Grandpa took a second to think about this. He started to cry again. I took his hand and Grandma kissed his knee and held his other hand. I cried, too. Grandma hid her tears by turning her face away. I told him that it was okay with us, we'd be okay. I told him that he was the best man I'd ever know. I told him that he was the standard by which I judge every other man I meet. Grandma told him no one could be better. Grandma said, "I can't imagine life without you, Dad. But you remember how we sat with my mother and kept talking to her, keeping her with us when she needed to go? Well . . . all I want is that you don't suffer. You tell me any time you need a pain pill or you need anything, and I'll call one of the nurses in here to help you."
I asked Grandpa, "Are you glad we told you?" Grandpa said, "Well, yeah," like that was the most obvious thing in the world. Grandma said, "What? You're glad?" Grandpa said, "Yes. Certainly."

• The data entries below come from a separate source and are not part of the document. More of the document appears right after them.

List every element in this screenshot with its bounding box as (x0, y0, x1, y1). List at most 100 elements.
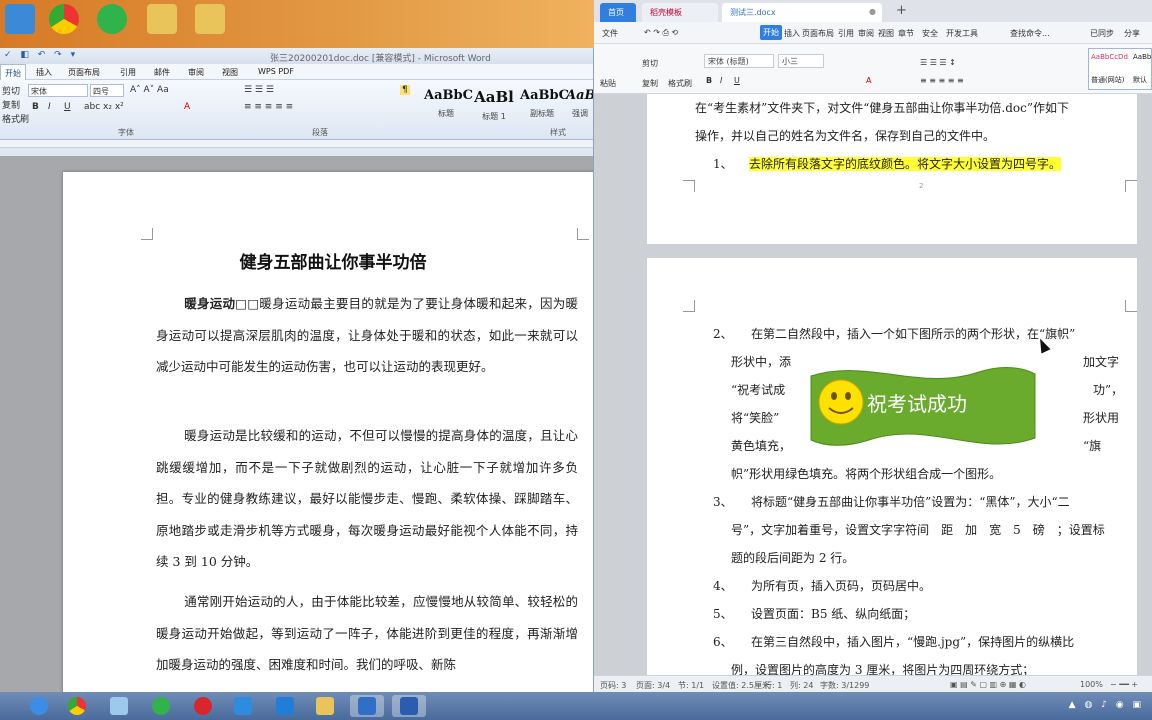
folder-desktop-icon[interactable] (190, 4, 230, 44)
tab-document[interactable]: 测试三.docx ● (722, 3, 882, 22)
start-button[interactable] (22, 695, 56, 717)
wps-document-area[interactable]: 在“考生素材”文件夹下，对文件“健身五部曲让你事半功倍.doc”作如下 操作，并… (594, 94, 1152, 675)
show-marks-button[interactable]: ¶ (400, 85, 410, 95)
bold-button[interactable]: B (32, 102, 39, 112)
zoom-level[interactable]: 100% (1080, 680, 1103, 689)
strikethrough-button[interactable]: abc x₂ x² (84, 102, 124, 112)
computer-desktop-icon[interactable] (0, 4, 40, 44)
taskbar-netease[interactable] (186, 695, 220, 717)
wps-font-size-select[interactable]: 小三 (778, 54, 824, 68)
font-name-select[interactable]: 宋体 (28, 84, 88, 97)
chrome-desktop-icon[interactable] (44, 4, 84, 44)
item-3-line-b: 号”，文字加着重号，设置文字字符间 距 加 宽 5 磅 ；设置标 (731, 523, 1105, 537)
undo-redo-icons[interactable]: ↶ ↷ ⎙ ⟲ (644, 28, 678, 38)
close-tab-icon[interactable]: ● (869, 7, 876, 16)
menu-view[interactable]: 视图 (878, 28, 894, 39)
item-3-number: 3、 (713, 495, 733, 509)
folder-desktop-icon[interactable] (142, 4, 182, 44)
menu-references[interactable]: 引用 (838, 28, 854, 39)
flag-and-smiley-group[interactable]: 祝考试成功 (809, 362, 1037, 450)
paragraph-1: 暖身运动□□暖身运动最主要目的就是为了要让身体暖和起来，因为暖身运动可以提高深层… (156, 288, 578, 383)
menu-page-layout[interactable]: 页面布局 (802, 28, 834, 39)
styles-group-label: 样式 (550, 128, 566, 137)
taskbar-360[interactable] (144, 695, 178, 717)
word-window: ✓ ◧ ↶ ↷ ▾ 张三20200201doc.doc [兼容模式] - Mic… (0, 48, 594, 692)
status-setting: 设置值: 2.5厘米 (712, 681, 770, 690)
taskbar-word[interactable] (392, 695, 426, 717)
font-color-button[interactable]: A (184, 102, 190, 112)
wps-copy-button[interactable]: 复制 (642, 78, 658, 89)
italic-button[interactable]: I (48, 102, 51, 112)
tab-insert[interactable]: 插入 (36, 67, 52, 78)
tab-mailings[interactable]: 邮件 (154, 67, 170, 78)
wps-bold-button[interactable]: B (706, 76, 712, 85)
style-emphasis[interactable]: AaBbC强调 (566, 84, 593, 122)
tab-wps-pdf[interactable]: WPS PDF (258, 67, 294, 76)
wps-page-2[interactable]: 在“考生素材”文件夹下，对文件“健身五部曲让你事半功倍.doc”作如下 操作，并… (647, 94, 1137, 244)
tab-home[interactable]: 开始 (0, 64, 26, 80)
wps-list-buttons[interactable]: ☰ ☰ ☰ ↕ (920, 58, 956, 67)
wps-format-painter-button[interactable]: 格式刷 (668, 78, 692, 89)
tab-wps-home[interactable]: 首页 (600, 3, 636, 22)
tab-view[interactable]: 视图 (222, 67, 238, 78)
command-search[interactable]: 查找命令... (1010, 28, 1050, 39)
item-2-line-d1: 将“笑脸” (731, 411, 780, 425)
item-2-line-e1: 黄色填充， (731, 439, 792, 453)
360-desktop-icon[interactable] (92, 4, 132, 44)
item-2-line-d2: 形状用 (1083, 411, 1120, 425)
taskbar-chrome[interactable] (60, 695, 94, 717)
style-subtitle[interactable]: AaBbC 副标题 (520, 84, 569, 122)
paragraph-3-text: 通常刚开始运动的人，由于体能比较差，应慢慢地从较简单、较轻松的暖身运动开始做起，… (156, 594, 578, 672)
taskbar-app[interactable] (226, 695, 260, 717)
wps-page-3[interactable]: 2、 在第二自然段中，插入一个如下图所示的两个形状，在“旗帜” 形状中，添 加文… (647, 258, 1137, 675)
wps-font-name-select[interactable]: 宋体 (标题) (704, 54, 774, 68)
wps-font-color-button[interactable]: A (866, 76, 871, 85)
menu-review[interactable]: 审阅 (858, 28, 874, 39)
font-grow-shrink-buttons[interactable]: A˄ A˅ Aa (130, 85, 169, 95)
menu-security[interactable]: 安全 (922, 28, 938, 39)
wps-align-buttons[interactable]: ≡ ≡ ≡ ≡ ≡ (920, 76, 964, 85)
tab-references[interactable]: 引用 (120, 67, 136, 78)
wps-underline-button[interactable]: U (734, 76, 740, 85)
menu-developer[interactable]: 开发工具 (946, 28, 978, 39)
wps-status-bar: 页码: 3 页面: 3/4 节: 1/1 设置值: 2.5厘米 行: 1 列: … (594, 675, 1152, 692)
font-size-select[interactable]: 四号 (90, 84, 124, 97)
word-document-area[interactable]: 健身五部曲让你事半功倍 暖身运动□□暖身运动最主要目的就是为了要让身体暖和起来，… (0, 156, 593, 692)
taskbar-folder[interactable] (308, 695, 342, 717)
menu-insert[interactable]: 插入 (784, 28, 800, 39)
menu-start[interactable]: 开始 (760, 25, 782, 40)
cut-button[interactable]: 剪切 (2, 84, 20, 97)
paragraph-2-text: 暖身运动是比较缓和的运动，不但可以慢慢的提高身体的温度，且让心跳缓缓增加，而不是… (156, 428, 578, 569)
status-section: 节: 1/1 (678, 681, 705, 690)
menu-synced[interactable]: 已同步 (1090, 28, 1114, 39)
zoom-controls[interactable]: − ━━ + (1110, 680, 1138, 689)
taskbar-explorer[interactable] (102, 695, 136, 717)
quick-access-toolbar[interactable]: ✓ ◧ ↶ ↷ ▾ (4, 50, 78, 60)
style-default-label: 默认 (1133, 76, 1147, 84)
tab-review[interactable]: 审阅 (188, 67, 204, 78)
style-title[interactable]: AaBbC 标题 (424, 84, 473, 122)
taskbar-wps[interactable] (350, 695, 384, 717)
wps-italic-button[interactable]: I (720, 76, 722, 85)
underline-button[interactable]: U (64, 102, 71, 112)
system-tray[interactable]: ▲ ◍ ♪ ◉ ▣ (1069, 700, 1144, 710)
menu-share[interactable]: 分享 (1124, 28, 1140, 39)
word-ribbon: 剪切 复制 格式刷 宋体 四号 A˄ A˅ Aa B I U abc x₂ x²… (0, 80, 593, 140)
format-painter-button[interactable]: 格式刷 (2, 112, 29, 125)
align-buttons[interactable]: ≡ ≡ ≡ ≡ ≡ (244, 102, 293, 112)
horizontal-ruler[interactable] (0, 140, 593, 148)
word-page[interactable]: 健身五部曲让你事半功倍 暖身运动□□暖身运动最主要目的就是为了要让身体暖和起来，… (63, 172, 593, 692)
menu-file[interactable]: 文件 (602, 28, 618, 39)
wps-cut-button[interactable]: 剪切 (642, 58, 658, 69)
menu-chapter[interactable]: 章节 (898, 28, 914, 39)
view-mode-icons[interactable]: ▣ ▤ ✎ ▢ ▥ ⊕ ▦ ◐ (950, 680, 1026, 689)
style-heading1[interactable]: AaBl 标题 1 (472, 84, 516, 122)
tab-page-layout[interactable]: 页面布局 (68, 67, 100, 78)
wps-paste-button[interactable]: 粘贴 (600, 78, 616, 89)
tab-docer-templates[interactable]: 稻壳模板 (642, 3, 718, 22)
copy-button[interactable]: 复制 (2, 98, 20, 111)
new-tab-icon[interactable]: + (896, 3, 907, 18)
list-buttons[interactable]: ☰ ☰ ☰ (244, 85, 274, 95)
taskbar-app[interactable] (268, 695, 302, 717)
wps-style-gallery[interactable]: AaBbCcDd 普通(网站) AaBb 默认 (1088, 48, 1152, 90)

We sat together like that for about ten more minutes, just touching hands and crying together. Grandma laid her head on Grandpa's knee. Grandpa patted her head. I talked about stuff. I don't know what I said. Something about how Grandma had been the best wife in the world and how good a life they'd had. How they'd be together again soon after this was over. I remembered what I'd read about John and Abigail Adams in the biography by David McCullough, that when Abigail died John said that they had been apart for four years when he was a diplomat in Europe and that this couldn't be any longer a separation than that. So I used that to encourage Grandpa because I could tell that he was sad because he knows that he is going to be leaving us soon. I said, "You and Grandma were apart when you were at war in World War II. That was two years, wasn't it? Well, you won't apart much this time either. Remember how good Grandma did while you were gone? She was Rosie the Riveter and she made friends and waited for you. This won't be far different."
I don't know if all my babbling helped or not. But when I left that night, Grandpa was particularly tender. He told he loved me. He said that he was willing to go through all of this for Grandma and I, but there was nothing else in the world that could make it worth it.
When I came to visit the next time, their mood had lightened considerably. Grandpa was calmer, more at peace. Grandma was happier, more confident. She told me herself that Grandpa had said he was glad he knows.
Certainly he is. People need to know what's happening to them. I'm glad I fought so hard to help that happen, but most of all I'm so grateful that God interceded to help them find peace with the information and to help Grandma accept what she had to do. I keep reminding myself, this is the worst time of her entire life. She is losing her love of 76 years. They have had a wonderful life together, but it is ending.
Death is inevitable, but all this has made me think about how grateful I am that we can have confidence in our life in Christ and in our continued life together after we all join Him in heaven.
I honestly don't know how people manage to cope with death when they don't have the love of God in their hearts and the confidence that they will see one another again someday in Heaven. How horrible, how frightening, to live without that confidence and love. How wonderful, how merciful is God's grace that we all have the opportunity to accept Him.